Le public doit se dire que bien que nous ayons de bons joueurs dans les meilleurs championnats du monde, qu’il ne sera pas facile de bâtir cette grande équipe dont nous rêvons tous pour notre pays. Et qu’il ne suffit pas d’être meilleurs sur le terrain pour remporter un match. Chaque rencontre a ses réalités. Et ce n’est pas souvent de gaieté de cœur que les joueurs se font battre. Nous sommes d’accord qu’il n’est pas facile de digérer une défaite malgré les énormes sacrifices consentis ces dernières années pour mettre l’équipe nationale dans les conditions optimales de performance. Mais, nous devons aussi garder à l’esprit qu’un match, quel que soit l’enjeu, reste une partie de sport où le vainqueur n’est pas forcément le meilleur.
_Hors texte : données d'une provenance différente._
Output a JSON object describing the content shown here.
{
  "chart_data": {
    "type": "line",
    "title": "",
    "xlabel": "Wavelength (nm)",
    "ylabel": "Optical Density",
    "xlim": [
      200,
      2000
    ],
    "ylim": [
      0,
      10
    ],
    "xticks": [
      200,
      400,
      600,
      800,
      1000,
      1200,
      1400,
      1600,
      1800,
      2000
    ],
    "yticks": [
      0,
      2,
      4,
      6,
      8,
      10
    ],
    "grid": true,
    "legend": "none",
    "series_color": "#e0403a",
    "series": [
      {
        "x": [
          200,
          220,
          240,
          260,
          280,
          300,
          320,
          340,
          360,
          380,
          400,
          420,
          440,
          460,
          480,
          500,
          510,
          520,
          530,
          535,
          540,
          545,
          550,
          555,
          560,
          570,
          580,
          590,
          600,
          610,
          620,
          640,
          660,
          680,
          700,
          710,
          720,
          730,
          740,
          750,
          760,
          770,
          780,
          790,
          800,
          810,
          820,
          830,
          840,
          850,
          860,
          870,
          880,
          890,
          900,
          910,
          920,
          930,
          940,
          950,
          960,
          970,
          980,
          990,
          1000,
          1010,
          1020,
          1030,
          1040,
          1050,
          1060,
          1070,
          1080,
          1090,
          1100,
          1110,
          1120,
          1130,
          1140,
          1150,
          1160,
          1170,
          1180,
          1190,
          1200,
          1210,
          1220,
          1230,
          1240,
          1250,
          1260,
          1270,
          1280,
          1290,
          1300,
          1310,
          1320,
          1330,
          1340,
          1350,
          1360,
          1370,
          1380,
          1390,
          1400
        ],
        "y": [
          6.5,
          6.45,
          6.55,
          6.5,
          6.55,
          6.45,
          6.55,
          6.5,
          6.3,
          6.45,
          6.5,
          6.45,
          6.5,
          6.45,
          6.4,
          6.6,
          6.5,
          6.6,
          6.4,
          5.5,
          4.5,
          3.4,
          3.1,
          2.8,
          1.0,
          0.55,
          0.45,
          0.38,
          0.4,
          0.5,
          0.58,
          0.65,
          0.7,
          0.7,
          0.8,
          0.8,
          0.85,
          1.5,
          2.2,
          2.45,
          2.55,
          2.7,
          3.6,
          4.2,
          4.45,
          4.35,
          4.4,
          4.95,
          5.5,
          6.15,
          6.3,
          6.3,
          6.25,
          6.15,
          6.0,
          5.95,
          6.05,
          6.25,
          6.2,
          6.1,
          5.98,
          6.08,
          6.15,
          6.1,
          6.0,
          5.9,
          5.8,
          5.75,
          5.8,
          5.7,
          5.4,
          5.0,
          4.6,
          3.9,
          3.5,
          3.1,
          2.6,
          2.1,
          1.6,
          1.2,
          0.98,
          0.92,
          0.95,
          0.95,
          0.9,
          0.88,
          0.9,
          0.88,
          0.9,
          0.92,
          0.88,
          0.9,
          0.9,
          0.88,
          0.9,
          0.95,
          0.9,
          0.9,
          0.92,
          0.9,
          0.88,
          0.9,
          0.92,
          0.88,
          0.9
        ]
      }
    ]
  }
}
Les décideurs doivent également se remettre en question. L’Etat a consenti d’énormes sacrifices pour le football ces dernières années. Mais, cela ne doit pas être un prétexte pour s’immiscer dans sa gestion. L’ingérence politique dans le sport conduit inexorablement aux scènes dramatiques que nous avons vécues le 27 mars 2005. Le football est devenu l’opium du peuple, surtout dans les pays africains. Mais, lorsqu’on en abuse jusqu’à l’overdose on passe le plus souvent à côté du but ! Quel que soit le résultat de dimanche prochain, sachons raison garder. C’est ce qui a toujours fait la grandeur de cette vieille et fière nation.